Menurut OIE, penyakit ini kerap terabaikan di sejumlah negara tropis (neglected tropical disease), terutama di pelosok perdesaan yang padat penduduk. Banyak kasus yang terjadi lebih karena ketersediaan fasilitas kesehatan yang tidak memadai, termasuk penyediaan fasilitas diagnostik dan surveilans yang baik.
Korban meninggal dunia, khususnya anak-anak usia 5-14 tahun, sering tidak dilaporkan sehingga pemetaan kasus penyakit ini kerap menyulitkan dinas kesehatan setempat.
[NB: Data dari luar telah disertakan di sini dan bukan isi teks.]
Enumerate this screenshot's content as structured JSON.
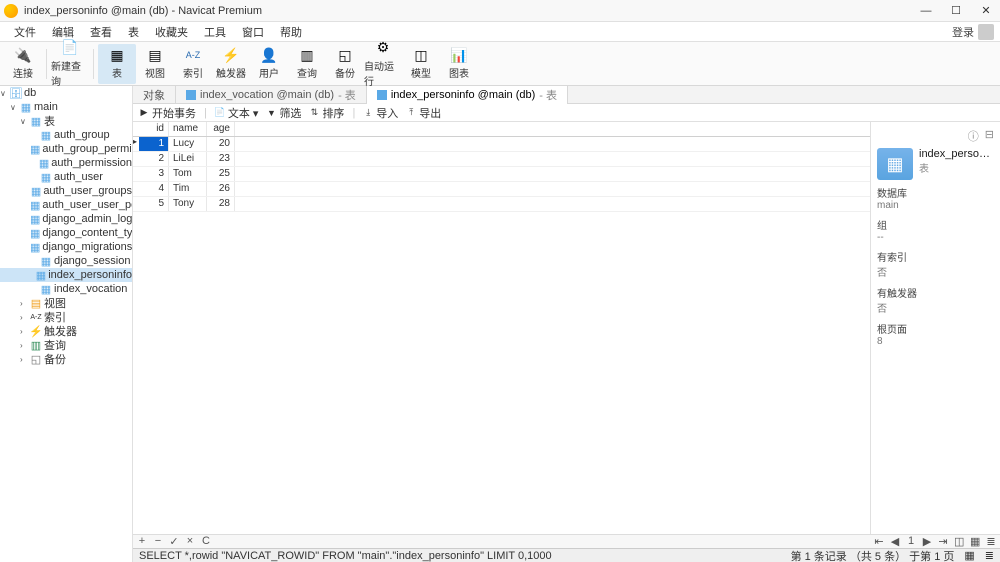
{
  "window": {
    "title": "index_personinfo @main (db) - Navicat Premium"
  },
  "menubar": {
    "items": [
      "文件",
      "编辑",
      "查看",
      "表",
      "收藏夹",
      "工具",
      "窗口",
      "帮助"
    ],
    "login_label": "登录"
  },
  "toolbar": {
    "items": [
      {
        "label": "连接",
        "icon": "🔌",
        "sep_after": true
      },
      {
        "label": "新建查询",
        "icon": "📄",
        "sep_after": true
      },
      {
        "label": "表",
        "icon": "▦",
        "active": true
      },
      {
        "label": "视图",
        "icon": "▤"
      },
      {
        "label": "索引",
        "icon": "A-Z",
        "text_icon": true
      },
      {
        "label": "触发器",
        "icon": "⚡"
      },
      {
        "label": "用户",
        "icon": "👤"
      },
      {
        "label": "查询",
        "icon": "▥"
      },
      {
        "label": "备份",
        "icon": "◱"
      },
      {
        "label": "自动运行",
        "icon": "⚙"
      },
      {
        "label": "模型",
        "icon": "◫"
      },
      {
        "label": "图表",
        "icon": "📊"
      }
    ]
  },
  "sidebar": {
    "nodes": [
      {
        "level": 0,
        "caret": "∨",
        "icon": "🗄",
        "label": "db",
        "icon_class": "ico-db"
      },
      {
        "level": 1,
        "caret": "∨",
        "icon": "▦",
        "label": "main",
        "icon_class": "ico-table"
      },
      {
        "level": 2,
        "caret": "∨",
        "icon": "▦",
        "label": "表",
        "icon_class": "ico-table"
      },
      {
        "level": 3,
        "caret": "",
        "icon": "▦",
        "label": "auth_group",
        "icon_class": "ico-table"
      },
      {
        "level": 3,
        "caret": "",
        "icon": "▦",
        "label": "auth_group_permissi",
        "icon_class": "ico-table"
      },
      {
        "level": 3,
        "caret": "",
        "icon": "▦",
        "label": "auth_permission",
        "icon_class": "ico-table"
      },
      {
        "level": 3,
        "caret": "",
        "icon": "▦",
        "label": "auth_user",
        "icon_class": "ico-table"
      },
      {
        "level": 3,
        "caret": "",
        "icon": "▦",
        "label": "auth_user_groups",
        "icon_class": "ico-table"
      },
      {
        "level": 3,
        "caret": "",
        "icon": "▦",
        "label": "auth_user_user_perm",
        "icon_class": "ico-table"
      },
      {
        "level": 3,
        "caret": "",
        "icon": "▦",
        "label": "django_admin_log",
        "icon_class": "ico-table"
      },
      {
        "level": 3,
        "caret": "",
        "icon": "▦",
        "label": "django_content_type",
        "icon_class": "ico-table"
      },
      {
        "level": 3,
        "caret": "",
        "icon": "▦",
        "label": "django_migrations",
        "icon_class": "ico-table"
      },
      {
        "level": 3,
        "caret": "",
        "icon": "▦",
        "label": "django_session",
        "icon_class": "ico-table"
      },
      {
        "level": 3,
        "caret": "",
        "icon": "▦",
        "label": "index_personinfo",
        "icon_class": "ico-table",
        "selected": true
      },
      {
        "level": 3,
        "caret": "",
        "icon": "▦",
        "label": "index_vocation",
        "icon_class": "ico-table"
      },
      {
        "level": 2,
        "caret": "›",
        "icon": "▤",
        "label": "视图",
        "icon_class": "ico-view"
      },
      {
        "level": 2,
        "caret": "›",
        "icon": "A-Z",
        "label": "索引",
        "icon_class": "",
        "text_icon": true
      },
      {
        "level": 2,
        "caret": "›",
        "icon": "⚡",
        "label": "触发器",
        "icon_class": ""
      },
      {
        "level": 2,
        "caret": "›",
        "icon": "▥",
        "label": "查询",
        "icon_class": "ico-query"
      },
      {
        "level": 2,
        "caret": "›",
        "icon": "◱",
        "label": "备份",
        "icon_class": "ico-backup"
      }
    ]
  },
  "tabs": [
    {
      "label": "对象",
      "active": false,
      "suffix": ""
    },
    {
      "label": "index_vocation @main (db)",
      "suffix": "- 表",
      "active": false
    },
    {
      "label": "index_personinfo @main (db)",
      "suffix": "- 表",
      "active": true
    }
  ],
  "subtoolbar": {
    "items": [
      {
        "icon": "▶",
        "label": "开始事务"
      },
      {
        "icon": "📄",
        "label": "文本 ▾"
      },
      {
        "icon": "▼",
        "label": "筛选"
      },
      {
        "icon": "⇅",
        "label": "排序"
      },
      {
        "icon": "⤓",
        "label": "导入"
      },
      {
        "icon": "⤒",
        "label": "导出"
      }
    ]
  },
  "grid": {
    "columns": [
      "id",
      "name",
      "age"
    ],
    "rows": [
      {
        "id": "1",
        "name": "Lucy",
        "age": "20",
        "current": true
      },
      {
        "id": "2",
        "name": "LiLei",
        "age": "23"
      },
      {
        "id": "3",
        "name": "Tom",
        "age": "25"
      },
      {
        "id": "4",
        "name": "Tim",
        "age": "26"
      },
      {
        "id": "5",
        "name": "Tony",
        "age": "28"
      }
    ]
  },
  "right_panel": {
    "object_name": "index_personin...",
    "object_type": "表",
    "kv": [
      {
        "k": "数据库",
        "v": "main"
      },
      {
        "k": "组",
        "v": "--"
      },
      {
        "k": "有索引",
        "v": "否"
      },
      {
        "k": "有触发器",
        "v": "否"
      },
      {
        "k": "根页面",
        "v": "8"
      }
    ]
  },
  "bottom_toolbar": {
    "left": [
      "+",
      "−",
      "✓",
      "×",
      "C"
    ],
    "right": [
      "⇤",
      "◀",
      "1",
      "▶",
      "⇥",
      "◫",
      "▦",
      "≣"
    ]
  },
  "statusbar": {
    "sql": "SELECT *,rowid \"NAVICAT_ROWID\" FROM \"main\".\"index_personinfo\" LIMIT 0,1000",
    "record_info": "第 1 条记录 （共 5 条） 于第 1 页"
  }
}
Masalah pendataan dan penyediaan berbagai sarana penanganan rabies juga menjadi fokus perhatian Indonesia yang tertuang dalam Masterplan Nasional Pemberantasan Rabies (MNPR) tahun 2019.
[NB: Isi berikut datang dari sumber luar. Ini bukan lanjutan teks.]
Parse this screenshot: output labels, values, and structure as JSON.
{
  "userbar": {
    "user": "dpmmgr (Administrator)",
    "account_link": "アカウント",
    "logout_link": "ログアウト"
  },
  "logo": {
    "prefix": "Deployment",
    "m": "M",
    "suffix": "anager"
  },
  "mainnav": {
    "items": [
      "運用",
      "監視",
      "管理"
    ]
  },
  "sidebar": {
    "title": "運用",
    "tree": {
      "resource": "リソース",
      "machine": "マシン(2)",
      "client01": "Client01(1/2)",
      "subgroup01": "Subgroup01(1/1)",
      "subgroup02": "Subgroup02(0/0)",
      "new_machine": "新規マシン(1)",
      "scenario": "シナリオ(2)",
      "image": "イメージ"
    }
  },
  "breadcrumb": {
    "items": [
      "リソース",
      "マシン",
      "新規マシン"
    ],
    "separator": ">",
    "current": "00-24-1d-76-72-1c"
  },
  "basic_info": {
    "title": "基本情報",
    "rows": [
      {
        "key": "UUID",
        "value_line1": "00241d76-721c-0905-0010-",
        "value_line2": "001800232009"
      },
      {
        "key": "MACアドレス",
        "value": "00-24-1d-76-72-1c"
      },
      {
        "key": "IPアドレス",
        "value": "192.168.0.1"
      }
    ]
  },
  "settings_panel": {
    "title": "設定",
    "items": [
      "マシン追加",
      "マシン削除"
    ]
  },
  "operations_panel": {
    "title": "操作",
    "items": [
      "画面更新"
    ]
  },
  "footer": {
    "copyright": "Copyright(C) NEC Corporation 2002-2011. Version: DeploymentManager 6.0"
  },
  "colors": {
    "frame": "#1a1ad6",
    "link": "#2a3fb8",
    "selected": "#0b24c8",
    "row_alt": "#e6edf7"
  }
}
Baca juga : Rabies, Penyakit yang Terabaikan
Kerugian ekonomi
Menurut WHO, kondisi demikian bisa menjadi beban ekonomi yang cukup besar. Perhitungan kasarnya, biaya pengobatan dasar rabies satu orang untuk pemberian prophylaxis (tahap pertama setelah ada luka gigitan untuk mencegah meluasnya infeksi), sekitar Rp 1,6 juta. Setiap tahun, diperkirakan sekitar 29 juta penduduk harus menerima vaksinasi pascakejadian (post-bite vaccination).
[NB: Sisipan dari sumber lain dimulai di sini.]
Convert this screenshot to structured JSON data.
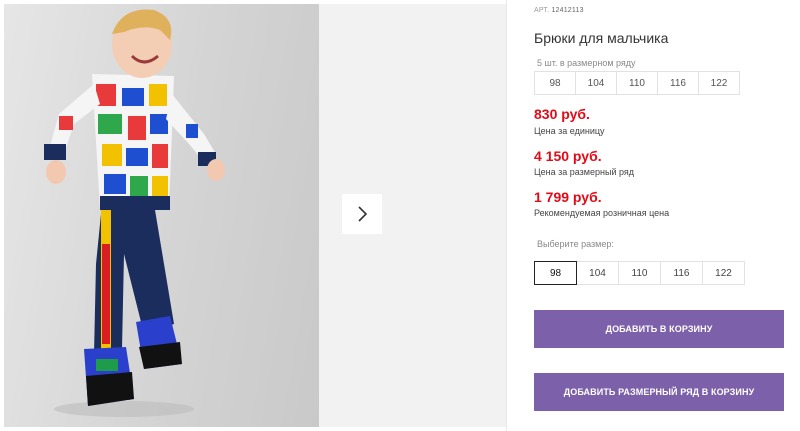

Secara global, biaya ekonomi untuk penanganan penyakit ini sekitar 8,6 juta dollar AS. Ini belum termasuk anggaran pencegahan penularan yang juga membutuhkan biaya besar. Contohnya, di Amerika Serikat, alokasi dana untuk keperluan ini sekitar 300 juta dollar AS, dengan sebagian besar terpakai untuk vaksinasi, terutama anjing.
Bagaimana dengan Indonesia? Menurut MNPR, sampai sekarang belum ada laporan lengkap dan menyeluruh tentang kerugian akibat rabies. Yang jelas, ada dua provinsi yang hingga kini masih tinggi kasusnya, yaitu Nusa Tenggara Timur (NTT) dan Bali. Pada NTT, kerugian ekonominya (sepanjang 1998-2007) diperkirakan Rp 14,2 miliar rupiah per tahun, sedangkan Bali (2008-2011) sekitar Rp 230 miliar rupiah.
Selain dampak ekonomi, yang juga memprihatinkan adalah keresahan masyarakat, turunnya minat wisatawan, dan hilangnya waktu produktif untuk bekerja akibat sakit maupun berkurangnya tenaga kerja karena korban meninggal.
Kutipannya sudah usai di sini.